Jim Henson very much wanted to direct this film himself, as he actually considered himself an experimental filmmaker before he was a puppeteer. Lew Grade and Frank Oz convinced Henson otherwise, as the requirements of performing and developing puppet techniques that would allow the Muppets to interact with the real world would consume too much of his time.
Steve Martin, Milton Berle, Dom DeLuise, Madeline Kahn, James Coburn, Bob Hope, Cloris Leachman, Edgar Bergen, and Charlie McCarthy all made guest appearances on The Muppet Show (1976), although Coburn's appearance came after the film.
Included among the "1001 Movies You Must See Before You Die", edited by Steven Schneider.
Is the second highest grossing Muppet film after Mapetai (2011).
A 2017 Nespresso commercial features George Clooney hitching rides with Kermit and Fozzie, with Janet Leigh in Psichopatas (1960), with Burt Reynolds in Smokey and the Bandit (1977), with John Candy in Planes, Trains & Automobiles (1987), as well as riding Peter Fonda's motorcycle from Nerupestingas keliautojas (1969), and the eponymous horse from Favoritas (2003).
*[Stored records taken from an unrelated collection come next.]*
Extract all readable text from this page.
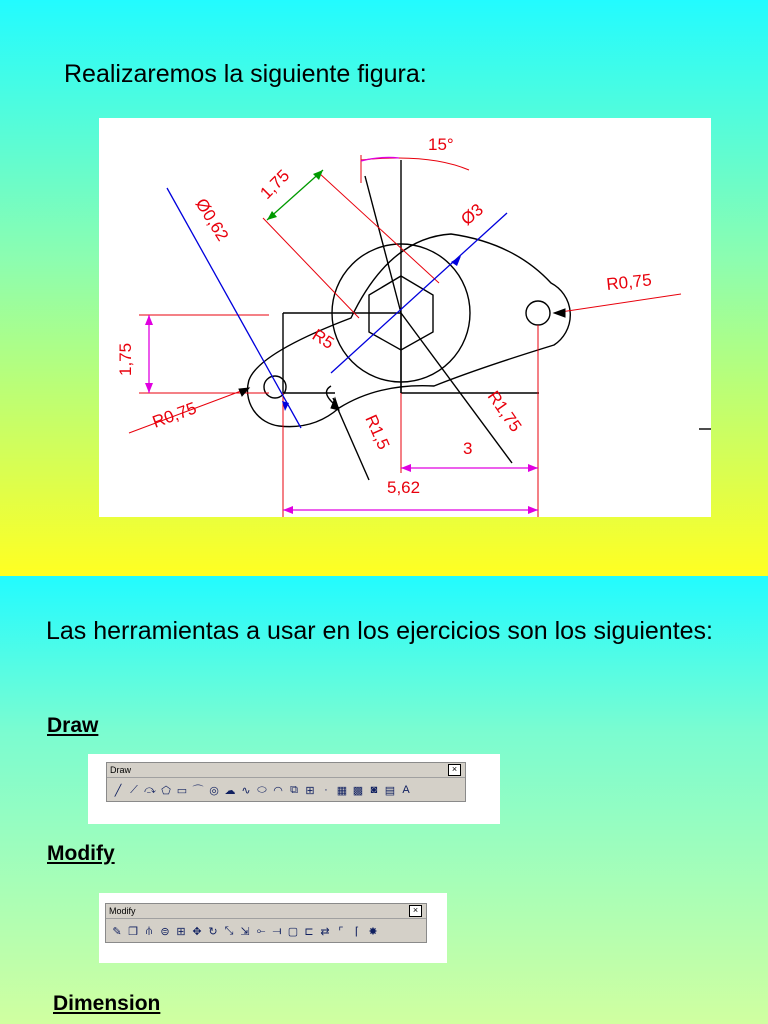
Realizaremos la siguiente figura:
15°
Ø0,62
1,75
Ø3
R0,75
R5
1,75
R0,75	R1,5	R1,75
3
5,62
Las herramientas a usar en los ejercicios son los siguientes:
Draw
Draw	×
╱ ⟋ ⤼ ⬠ ▭ ⌒ ◎ ☁ ∿ ⬭ ◠ ⧉ ⊞ · ▦ ▩ ◙ ▤ A
Modify
Modify	×
✎ ❐ ⫛ ⊜ ⊞ ✥ ↻ ⤡ ⇲ ⟜ ⟞ ▢ ⊏ ⇄ ⌜	⌈ ✸
Dimension
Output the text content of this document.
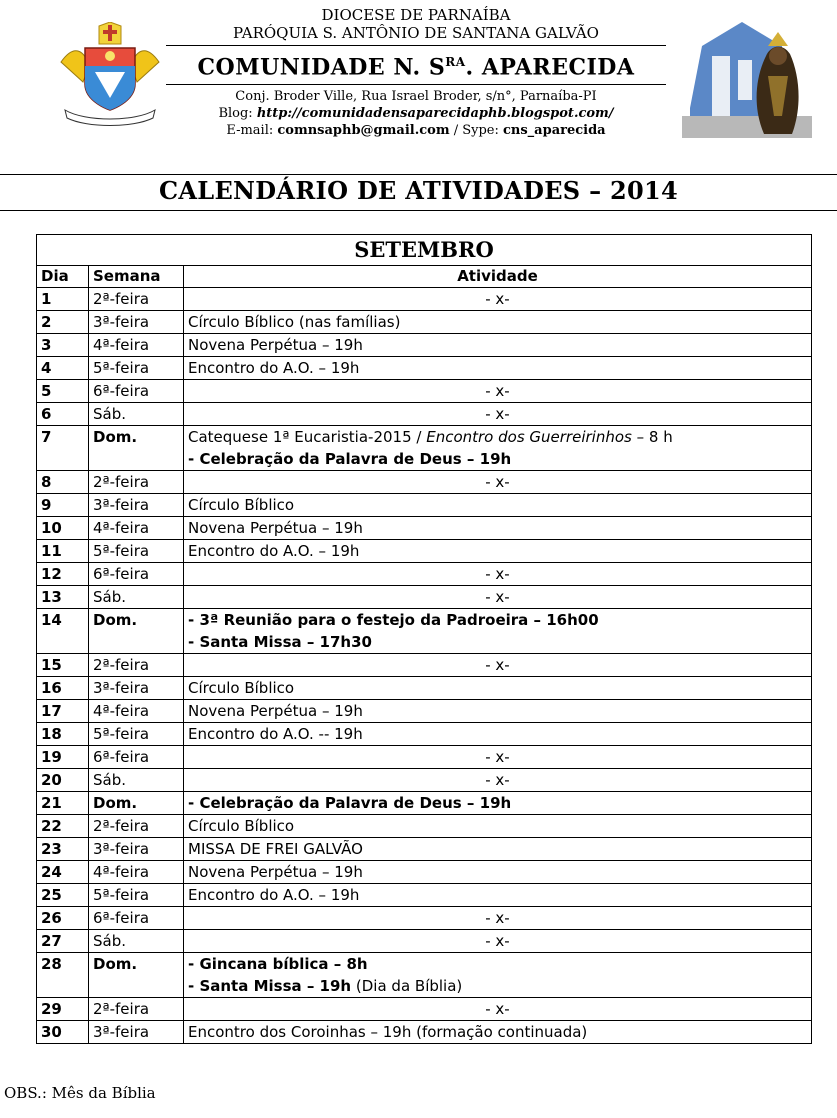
DIOCESE DE PARNAÍBA
PARÓQUIA S. ANTÔNIO DE SANTANA GALVÃO
COMUNIDADE N. $S^{RA}$. APARECIDA
Conj. Broder Ville, Rua Israel Broder, s/n°, Parnaíba-PI
Blog: http://comunidadensaparecidaphb.blogspot.com/
E-mail: comnsaphb@gmail.com / Sype: cns_aparecida
CALENDÁRIO DE ATIVIDADES – 2014
SETEMBRO		
Dia	Semana	Atividade
1	2ª-feira	- x-
2	3ª-feira	Círculo Bíblico (nas famílias)
3	4ª-feira	Novena Perpétua – 19h
4	5ª-feira	Encontro do A.O. – 19h
5	6ª-feira	- x-
6	Sáb.	- x-
7	Dom.	Catequese 1ª Eucaristia-2015 / Encontro dos Guerreirinhos – 8 h
- Celebração da Palavra de Deus – 19h

8	2ª-feira	- x-
9	3ª-feira	Círculo Bíblico
10	4ª-feira	Novena Perpétua – 19h
11	5ª-feira	Encontro do A.O. – 19h
12	6ª-feira	- x-
13	Sáb.	- x-
14	Dom.	- 3ª Reunião para o festejo da Padroeira – 16h00
- Santa Missa – 17h30

15	2ª-feira	- x-
16	3ª-feira	Círculo Bíblico
17	4ª-feira	Novena Perpétua – 19h
18	5ª-feira	Encontro do A.O. -- 19h
19	6ª-feira	- x-
20	Sáb.	- x-
21	Dom.	- Celebração da Palavra de Deus – 19h
22	2ª-feira	Círculo Bíblico
23	3ª-feira	MISSA DE FREI GALVÃO
24	4ª-feira	Novena Perpétua – 19h
25	5ª-feira	Encontro do A.O. – 19h
26	6ª-feira	- x-
27	Sáb.	- x-
28	Dom.	- Gincana bíblica – 8h
- Santa Missa – 19h (Dia da Bíblia)

29	2ª-feira	- x-
30	3ª-feira	Encontro dos Coroinhas – 19h (formação continuada)
OBS.: Mês da Bíblia
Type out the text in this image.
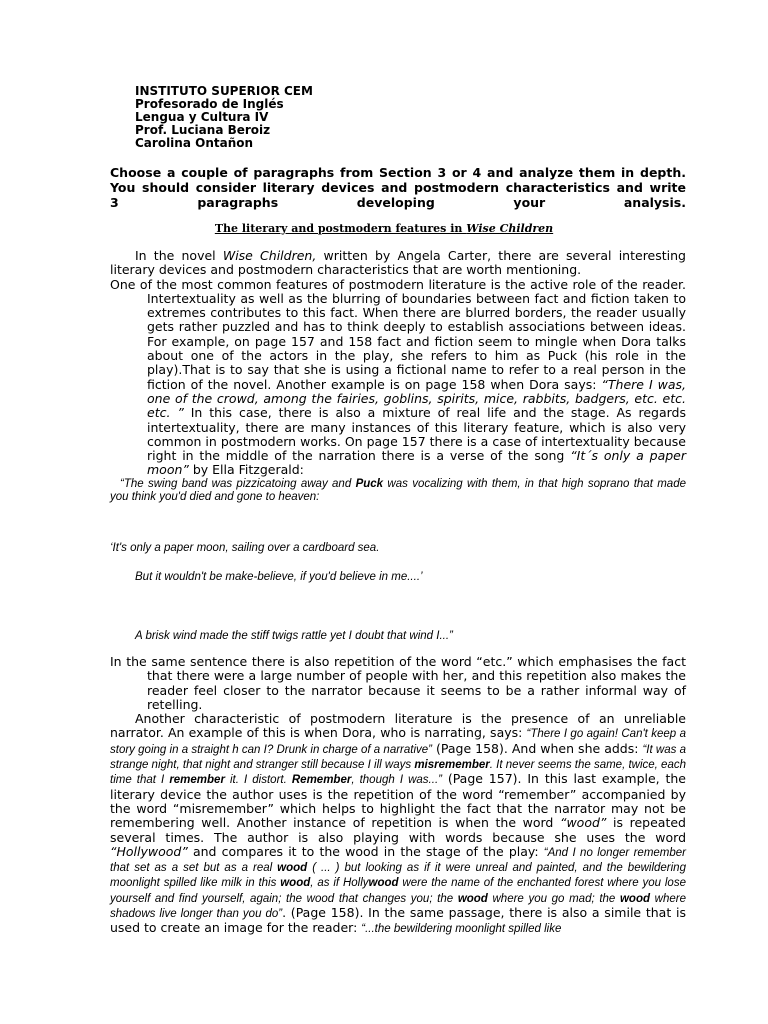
INSTITUTO SUPERIOR CEM
Profesorado de Inglés
Lengua y Cultura IV
Prof. Luciana Beroiz
Carolina Ontañon
Choose a couple of paragraphs from Section 3 or 4 and analyze them in depth. You should consider literary devices and postmodern characteristics and write
3	paragraphs	developing	your	analysis.
The literary and postmodern features in Wise Children
In the novel Wise Children, written by Angela Carter, there are several interesting literary devices and postmodern characteristics that are worth mentioning.
One of the most common features of postmodern literature is the active role of the reader. Intertextuality as well as the blurring of boundaries between fact and fiction taken to extremes contributes to this fact. When there are blurred borders, the reader usually gets rather puzzled and has to think deeply to establish associations between ideas. For example, on page 157 and 158 fact and fiction seem to mingle when Dora talks about one of the actors in the play, she refers to him as Puck (his role in the play).That is to say that she is using a fictional name to refer to a real person in the fiction of the novel. Another example is on page 158 when Dora says: “There I was, one of the crowd, among the fairies, goblins, spirits, mice, rabbits, badgers, etc. etc. etc. ” In this case, there is also a mixture of real life and the stage. As regards intertextuality, there are many instances of this literary feature, which is also very common in postmodern works. On page 157 there is a case of intertextuality because right in the middle of the narration there is a verse of the song “It´s only a paper moon” by Ella Fitzgerald:
“The swing band was pizzicatoing away and Puck was vocalizing with them, in that high soprano that made you think you'd died and gone to heaven:
‘It's only a paper moon, sailing over a cardboard sea.
But it wouldn't be make-believe, if you'd believe in me....’
A brisk wind made the stiff twigs rattle yet I doubt that wind I...”
In the same sentence there is also repetition of the word “etc.” which emphasises the fact that there were a large number of people with her, and this repetition also makes the reader feel closer to the narrator because it seems to be a rather informal way of retelling.
Another characteristic of postmodern literature is the presence of an unreliable narrator. An example of this is when Dora, who is narrating, says: “There I go again! Can't keep a story going in a straight h can I? Drunk in charge of a narrative” (Page 158). And when she adds: “It was a strange night, that night and stranger still because I ill ways misremember. It never seems the same, twice, each time that I remember it. I distort. Remember, though I was...” (Page 157). In this last example, the literary device the author uses is the repetition of the word “remember” accompanied by the word “misremember” which helps to highlight the fact that the narrator may not be remembering well. Another instance of repetition is when the word “wood” is repeated several times. The author is also playing with words because she uses the word “Hollywood” and compares it to the wood in the stage of the play: “And I no longer remember that set as a set but as a real wood ( ... ) but looking as if it were unreal and painted, and the bewildering moonlight spilled like milk in this wood, as if Hollywood were the name of the enchanted forest where you lose yourself and find yourself, again; the wood that changes you; the wood where you go mad; the wood where shadows live longer than you do”. (Page 158). In the same passage, there is also a simile that is used to create an image for the reader: “...the bewildering moonlight spilled like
The 30-second version omits Leigh, Candy and Fonda.
Shot in Albuquerque, New Mexico and Lake Sherwood, California.
The final car driven by the Muppets is a 1946 Ford Woodie station wagon, famous for its wood panel siding and is a valuable collectible.
The original outline was titled The Muppet Get-Together.
The song "I'm Going to Go Back There Someday" would later be resung in Mapetai iš kosmoso (1999).
When Dr. Krassman brings in the "electronic cerebrectomy" machine to scramble Kermit's brain, there is a LED display on the front of the machine which reads "666". This is a number frequently associated with the Devil, and is an allusion to the sinister nature of the machine.
Kermit imagines thousands of other frogs going around with tiny crutches. Real-life wild frog populations have suffered a decimating rash of leg deformities in the years since the film was made, some from pollution, and others from natural parasites or predators.
Premiered on UK television on ITV, Christmas Day 1981.
Charles Durning (Doc Hopper) also played Santa Claus in Elmo Saves Christmas (1996).
Caroll Spinney: Big Bird tells Kermit the Frog that he's going to New York City to break into public television, a reference to Sesame Street (1969), the television show that popularized the Muppets.
Steve Martin: The waiter in the small town restaurant where Kermit the Frog and Piggy eat their first dinner.
Richard Pryor: appears in the movie handing out balloons.
Frank Oz: Wearing motorcycle gear at the El Sleezo Café. He's the thug who wrestles with Fozzie (one of his main roles).
Madeline Kahn: At the El Sleezo Bar.
Bob Hope: Ice cream vendor who sells cones to Fozzie.
Richard Hunt, Jerry Nelson: Inside the El Sleezo Café.
Steve Whitmire: In the crowd of the beauty pageant at the Bogen County Fair.
Mel Brooks: The German doctor in the hostage scene.